At the warehouse stage, more groups than just the centralized data team will commonly have access. You must use data governance to safeguard certain pieces of sensitive information from being accessed by the wrong people in your organization. Many security regulations mandating data access rules have been passed, such as GDPR, and many companies have industry standard compliance rules that they adhere to as well, like SOC and HIPAA.
Whether it is personally identifiable information (PII) or financial information, sensitive data is much more prevalent throughout a product’s journey and your Data Warehouse than one might think. Preventing the exposure of such information is key and can be approached in a variety of ways.
Every company stores information that cannot be exposed to everyone who works in the company. When moving from a Data Lake to a Data Warehouse more people will gain access to data. You need to ensure that sensitive information is aligned to what is being stored, how it’s restricted in the Data Warehouse, and how it can be accessed via your BI tools.
There are multiple ways this can be handled and multiple questions to be answered:
- Where is sensitive data (PII and financial) currently handled?

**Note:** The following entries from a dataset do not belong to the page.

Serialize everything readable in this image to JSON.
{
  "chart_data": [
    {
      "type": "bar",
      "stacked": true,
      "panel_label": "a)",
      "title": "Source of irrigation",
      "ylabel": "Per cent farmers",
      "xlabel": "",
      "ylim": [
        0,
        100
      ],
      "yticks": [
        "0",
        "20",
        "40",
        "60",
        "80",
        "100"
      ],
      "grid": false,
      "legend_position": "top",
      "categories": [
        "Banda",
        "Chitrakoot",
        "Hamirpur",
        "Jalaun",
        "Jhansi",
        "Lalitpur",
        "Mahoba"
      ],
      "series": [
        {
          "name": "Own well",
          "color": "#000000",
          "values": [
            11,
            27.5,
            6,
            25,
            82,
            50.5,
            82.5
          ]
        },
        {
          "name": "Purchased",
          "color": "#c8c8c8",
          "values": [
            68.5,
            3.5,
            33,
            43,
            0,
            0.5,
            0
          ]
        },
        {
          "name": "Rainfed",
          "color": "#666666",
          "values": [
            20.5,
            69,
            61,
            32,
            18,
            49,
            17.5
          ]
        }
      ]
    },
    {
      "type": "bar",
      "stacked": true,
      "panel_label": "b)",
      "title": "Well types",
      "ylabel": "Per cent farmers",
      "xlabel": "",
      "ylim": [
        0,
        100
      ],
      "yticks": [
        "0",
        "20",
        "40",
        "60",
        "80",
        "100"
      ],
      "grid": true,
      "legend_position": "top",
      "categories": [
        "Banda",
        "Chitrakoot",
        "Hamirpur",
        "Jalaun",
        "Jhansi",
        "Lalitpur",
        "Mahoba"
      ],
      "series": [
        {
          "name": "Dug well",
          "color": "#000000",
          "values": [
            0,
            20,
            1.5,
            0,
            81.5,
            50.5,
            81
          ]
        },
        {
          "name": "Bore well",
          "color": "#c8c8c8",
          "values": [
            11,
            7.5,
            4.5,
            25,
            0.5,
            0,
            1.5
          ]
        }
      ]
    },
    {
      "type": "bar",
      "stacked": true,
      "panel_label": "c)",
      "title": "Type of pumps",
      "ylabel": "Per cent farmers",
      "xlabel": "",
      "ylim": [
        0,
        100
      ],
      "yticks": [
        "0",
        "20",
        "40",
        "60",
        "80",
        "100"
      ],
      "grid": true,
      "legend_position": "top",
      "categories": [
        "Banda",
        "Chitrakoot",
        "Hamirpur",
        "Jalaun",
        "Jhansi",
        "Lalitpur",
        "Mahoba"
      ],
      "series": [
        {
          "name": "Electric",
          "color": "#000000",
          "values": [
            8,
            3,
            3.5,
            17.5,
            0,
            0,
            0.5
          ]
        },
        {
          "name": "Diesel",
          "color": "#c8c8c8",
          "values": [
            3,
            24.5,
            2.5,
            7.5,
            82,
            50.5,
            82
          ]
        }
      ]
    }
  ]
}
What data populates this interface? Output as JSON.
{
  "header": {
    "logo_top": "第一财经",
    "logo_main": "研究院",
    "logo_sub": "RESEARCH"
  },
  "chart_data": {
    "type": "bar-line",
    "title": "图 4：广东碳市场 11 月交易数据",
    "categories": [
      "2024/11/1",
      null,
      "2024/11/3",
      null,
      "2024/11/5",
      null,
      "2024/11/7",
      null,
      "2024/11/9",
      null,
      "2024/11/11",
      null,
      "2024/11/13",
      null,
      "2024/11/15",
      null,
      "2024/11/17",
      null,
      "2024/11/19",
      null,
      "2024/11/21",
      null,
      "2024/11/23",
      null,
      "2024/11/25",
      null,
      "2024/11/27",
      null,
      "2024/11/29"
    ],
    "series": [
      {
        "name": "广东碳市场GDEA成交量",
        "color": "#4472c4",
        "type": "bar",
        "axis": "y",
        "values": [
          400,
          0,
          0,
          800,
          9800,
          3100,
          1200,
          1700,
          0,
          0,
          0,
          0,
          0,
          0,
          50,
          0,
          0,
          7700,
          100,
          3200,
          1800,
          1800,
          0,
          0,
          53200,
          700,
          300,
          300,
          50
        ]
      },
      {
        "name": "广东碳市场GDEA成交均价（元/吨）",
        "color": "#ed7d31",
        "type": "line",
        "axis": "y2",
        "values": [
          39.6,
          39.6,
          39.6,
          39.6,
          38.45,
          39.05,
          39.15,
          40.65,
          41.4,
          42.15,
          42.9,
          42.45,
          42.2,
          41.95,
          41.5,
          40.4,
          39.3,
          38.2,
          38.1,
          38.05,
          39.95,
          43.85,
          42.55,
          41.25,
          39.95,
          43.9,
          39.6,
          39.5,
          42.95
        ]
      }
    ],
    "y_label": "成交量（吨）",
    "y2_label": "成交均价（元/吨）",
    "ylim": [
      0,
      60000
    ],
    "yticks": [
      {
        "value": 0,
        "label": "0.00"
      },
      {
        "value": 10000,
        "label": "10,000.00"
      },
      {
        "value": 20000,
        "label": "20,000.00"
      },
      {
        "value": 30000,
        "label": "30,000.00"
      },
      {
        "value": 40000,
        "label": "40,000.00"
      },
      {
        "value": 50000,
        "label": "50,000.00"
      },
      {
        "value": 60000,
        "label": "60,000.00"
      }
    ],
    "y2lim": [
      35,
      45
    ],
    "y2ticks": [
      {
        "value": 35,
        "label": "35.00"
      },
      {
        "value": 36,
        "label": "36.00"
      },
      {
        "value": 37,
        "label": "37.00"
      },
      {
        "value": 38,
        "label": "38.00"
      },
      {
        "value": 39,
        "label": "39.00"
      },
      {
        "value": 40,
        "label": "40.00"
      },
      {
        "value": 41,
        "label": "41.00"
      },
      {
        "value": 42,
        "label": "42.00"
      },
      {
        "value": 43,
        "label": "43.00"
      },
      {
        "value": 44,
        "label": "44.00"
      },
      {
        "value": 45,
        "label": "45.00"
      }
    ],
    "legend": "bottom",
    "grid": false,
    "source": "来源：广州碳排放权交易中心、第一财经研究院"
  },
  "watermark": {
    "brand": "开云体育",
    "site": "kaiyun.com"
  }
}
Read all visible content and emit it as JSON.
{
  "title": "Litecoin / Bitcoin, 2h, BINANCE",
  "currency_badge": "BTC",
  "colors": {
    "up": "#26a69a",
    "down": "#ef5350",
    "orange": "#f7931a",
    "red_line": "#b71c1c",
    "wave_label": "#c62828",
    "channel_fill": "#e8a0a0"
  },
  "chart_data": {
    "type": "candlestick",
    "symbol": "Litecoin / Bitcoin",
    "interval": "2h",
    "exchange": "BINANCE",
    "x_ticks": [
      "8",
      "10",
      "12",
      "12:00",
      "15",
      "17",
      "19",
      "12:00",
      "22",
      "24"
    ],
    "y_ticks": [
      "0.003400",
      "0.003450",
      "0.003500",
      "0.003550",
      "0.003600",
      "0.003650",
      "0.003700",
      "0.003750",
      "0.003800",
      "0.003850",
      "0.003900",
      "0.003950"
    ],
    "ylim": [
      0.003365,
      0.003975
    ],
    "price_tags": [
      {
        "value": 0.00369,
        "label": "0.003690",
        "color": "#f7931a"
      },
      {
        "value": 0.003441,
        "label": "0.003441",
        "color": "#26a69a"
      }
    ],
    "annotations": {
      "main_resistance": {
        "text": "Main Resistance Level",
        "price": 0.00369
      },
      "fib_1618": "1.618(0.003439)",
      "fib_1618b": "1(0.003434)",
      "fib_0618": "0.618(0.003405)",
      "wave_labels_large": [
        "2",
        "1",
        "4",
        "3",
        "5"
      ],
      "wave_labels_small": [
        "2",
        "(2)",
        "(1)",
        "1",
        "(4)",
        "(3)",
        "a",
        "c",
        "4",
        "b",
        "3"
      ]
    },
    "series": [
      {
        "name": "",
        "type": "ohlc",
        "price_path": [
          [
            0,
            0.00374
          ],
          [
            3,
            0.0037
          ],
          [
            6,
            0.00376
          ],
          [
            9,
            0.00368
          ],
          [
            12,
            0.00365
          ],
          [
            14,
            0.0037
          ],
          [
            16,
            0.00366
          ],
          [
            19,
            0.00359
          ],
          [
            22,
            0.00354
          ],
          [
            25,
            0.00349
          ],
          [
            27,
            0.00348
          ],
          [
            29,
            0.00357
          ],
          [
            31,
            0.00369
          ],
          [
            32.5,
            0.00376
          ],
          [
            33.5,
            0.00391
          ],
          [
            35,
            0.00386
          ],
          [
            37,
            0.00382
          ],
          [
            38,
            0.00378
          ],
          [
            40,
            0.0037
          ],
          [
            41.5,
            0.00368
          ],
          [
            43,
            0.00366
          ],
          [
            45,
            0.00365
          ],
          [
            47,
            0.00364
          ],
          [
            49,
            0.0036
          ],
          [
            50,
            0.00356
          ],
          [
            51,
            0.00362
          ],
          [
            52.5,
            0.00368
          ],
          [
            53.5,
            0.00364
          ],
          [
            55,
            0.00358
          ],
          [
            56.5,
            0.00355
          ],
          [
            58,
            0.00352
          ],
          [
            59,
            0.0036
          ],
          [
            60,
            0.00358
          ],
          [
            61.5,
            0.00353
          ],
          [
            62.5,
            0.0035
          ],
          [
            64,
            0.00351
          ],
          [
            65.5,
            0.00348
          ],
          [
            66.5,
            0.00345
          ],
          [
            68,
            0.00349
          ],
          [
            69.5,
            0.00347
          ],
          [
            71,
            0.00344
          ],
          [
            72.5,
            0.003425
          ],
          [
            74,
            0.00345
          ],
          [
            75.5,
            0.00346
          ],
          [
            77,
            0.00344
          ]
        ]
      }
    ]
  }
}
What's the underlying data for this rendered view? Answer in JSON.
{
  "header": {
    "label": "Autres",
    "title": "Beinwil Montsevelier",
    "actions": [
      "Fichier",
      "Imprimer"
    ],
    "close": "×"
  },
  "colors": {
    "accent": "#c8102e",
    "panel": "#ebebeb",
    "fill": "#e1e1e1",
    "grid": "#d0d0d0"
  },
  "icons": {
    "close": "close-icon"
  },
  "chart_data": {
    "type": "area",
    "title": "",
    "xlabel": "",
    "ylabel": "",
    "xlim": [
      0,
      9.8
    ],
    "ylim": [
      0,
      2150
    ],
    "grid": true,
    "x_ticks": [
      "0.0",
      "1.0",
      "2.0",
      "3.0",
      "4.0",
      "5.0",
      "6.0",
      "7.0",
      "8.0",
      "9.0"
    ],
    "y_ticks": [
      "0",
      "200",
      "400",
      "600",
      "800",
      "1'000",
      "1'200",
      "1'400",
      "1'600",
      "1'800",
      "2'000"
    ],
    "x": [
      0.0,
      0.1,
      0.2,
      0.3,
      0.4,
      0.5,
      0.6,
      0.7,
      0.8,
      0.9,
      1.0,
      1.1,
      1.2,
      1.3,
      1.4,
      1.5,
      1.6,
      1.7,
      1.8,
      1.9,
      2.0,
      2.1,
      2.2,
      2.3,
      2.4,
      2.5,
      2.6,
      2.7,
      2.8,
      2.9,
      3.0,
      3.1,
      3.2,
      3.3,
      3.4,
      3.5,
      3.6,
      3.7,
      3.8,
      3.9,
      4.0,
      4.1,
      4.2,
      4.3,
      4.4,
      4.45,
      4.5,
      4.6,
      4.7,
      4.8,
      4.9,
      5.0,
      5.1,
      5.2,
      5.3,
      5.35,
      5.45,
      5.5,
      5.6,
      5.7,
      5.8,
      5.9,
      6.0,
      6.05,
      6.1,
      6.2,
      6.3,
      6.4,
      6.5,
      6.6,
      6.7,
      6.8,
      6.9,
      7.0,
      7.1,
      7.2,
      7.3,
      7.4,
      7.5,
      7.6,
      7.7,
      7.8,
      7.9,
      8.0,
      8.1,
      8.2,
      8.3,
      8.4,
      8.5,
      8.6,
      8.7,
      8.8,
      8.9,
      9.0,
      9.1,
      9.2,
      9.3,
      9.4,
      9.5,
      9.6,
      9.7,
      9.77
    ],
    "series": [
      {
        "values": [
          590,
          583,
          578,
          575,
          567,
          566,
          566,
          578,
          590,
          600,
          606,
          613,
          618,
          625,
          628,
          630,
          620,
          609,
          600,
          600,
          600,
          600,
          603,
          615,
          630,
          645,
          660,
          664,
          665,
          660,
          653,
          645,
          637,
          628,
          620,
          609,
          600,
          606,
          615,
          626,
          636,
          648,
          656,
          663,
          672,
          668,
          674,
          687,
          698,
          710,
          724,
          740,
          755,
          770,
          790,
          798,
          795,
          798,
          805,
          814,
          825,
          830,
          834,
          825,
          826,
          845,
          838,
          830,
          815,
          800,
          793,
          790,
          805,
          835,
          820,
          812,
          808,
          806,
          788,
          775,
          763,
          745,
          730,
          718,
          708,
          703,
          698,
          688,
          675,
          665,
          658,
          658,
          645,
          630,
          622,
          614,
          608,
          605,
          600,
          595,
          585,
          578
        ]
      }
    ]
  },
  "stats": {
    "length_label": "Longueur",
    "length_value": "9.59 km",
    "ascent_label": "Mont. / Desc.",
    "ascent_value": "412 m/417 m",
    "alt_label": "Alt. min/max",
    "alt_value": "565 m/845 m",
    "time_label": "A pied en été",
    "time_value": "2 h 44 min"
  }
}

- Will this sensitive data still be present in the Data Warehouse and then cleaned up?
- How will this information be removed or restricted from the exposed datasets - scripts on the way to the warehouse, data marts created from the warehouse?
These questions need to be answered before you connect these sources to your BI tool.
Within large companies, often times all internal data is considered confidential. Even internally, departments are on a need-to-know basis regarding data in other departments. Issues arise when a company connects its Data Warehouse to its BI platform or grants query access across different departments in general. This leads to sensitive data potentially being exposed to unauthorized users.
How to secure sensitive data on the database
The most direct way to limit access to the proper people is to enforce rules on the database level. This can be done through creating slave read-only replicas, creating custom user groups, and encrypting sensitive data.
Set up your warehouse to be read-only by default. This prevents any dangerous SQL write statements from being executed on your data.
Custom User Groups
Regardless of whether you create the slave read-only warehouse, create a new user group that has read access only. You can choose to exclude access to specific tables or columns of data from that new user group. In addition, you can restrict access to row-specific data. Row-level permissioning allows you to give full access to tables containing sensitive information but restricts which rows and values the person querying can see. Depending on the underlying database, configuring row-level permissions differs slightly.
A great example of when to use row-level permissioning is adhering to HIPAA compliance when accessing a hospital’s dataset. Each doctor within this hospital has access to their own patients’ records for analysis and review. However, we want to prevent every doctor from having access to every patient’s medical records. Implementing access controls at the row level by account/patient ownership (whether that is patient id, patient name, etc.) will prevent doctors from having the chance to access a patient’s personal information they don’t need. You can apply this example to other groups as well: sales teams, customer tracking, employee records, etc.
If you need to group or aggregate by sensitive data you can create encrypted versions of the data. Then users can create summary tables where sensitive metrics, like financial data, can be aggregated to a level that is appropriate for different departments to see and analyze. The level of security you implement will limit what type of analysis can be performed on the data, but does ensure that the sensitive data is protected.
How to secure sensitive data in a BI tool
Now that we have secured the underlying database, we need to ensure that there are no loopholes in the BI tool. Even setting up the right permissions on the database does not ensure sensitive data won’t be inappropriately shared through a dashboard or report. This type of issue can be difficult to prevent, so the common strategy is to set policies with users of the BI tool and regularly audit who is accessing and viewing what data.
Consistent account audit/clean up
Projects change, roles change, and use cases change. Any of these changes can impact employee permissions. Outdated permissions can lead to compliance and privacy issues. Periodically reviewing and updating permissions is a best practice to protect sensitive data.
During an audit you should check all the previous questions we talked about:
- Who has access to which data sources?
- Who has access to sensitive row-level information?
- Who is on the admin team or has admin access?
- Who has access to or is viewing dashboards and reports containing sensitive data?
BI tools offer answers to these questions through varying levels of usage information in-app for the admins to monitor and review. If you do not have all of the pieces of information necessary, talk to the support team at the BI tool you’re using. They can help pull the necessary information so you can make informed decisions on the security of your account. Feel free to push the boundaries and you may be surprised at what information is available when you ask.
Create sensible limits on the database by removing edit access and filtering what data users have access to through custom user groups, and finally encrypting sensitive data. Regardless of the precautions you take you should still perform regular audits to verify who has access to what and where sensitive data is being exposed.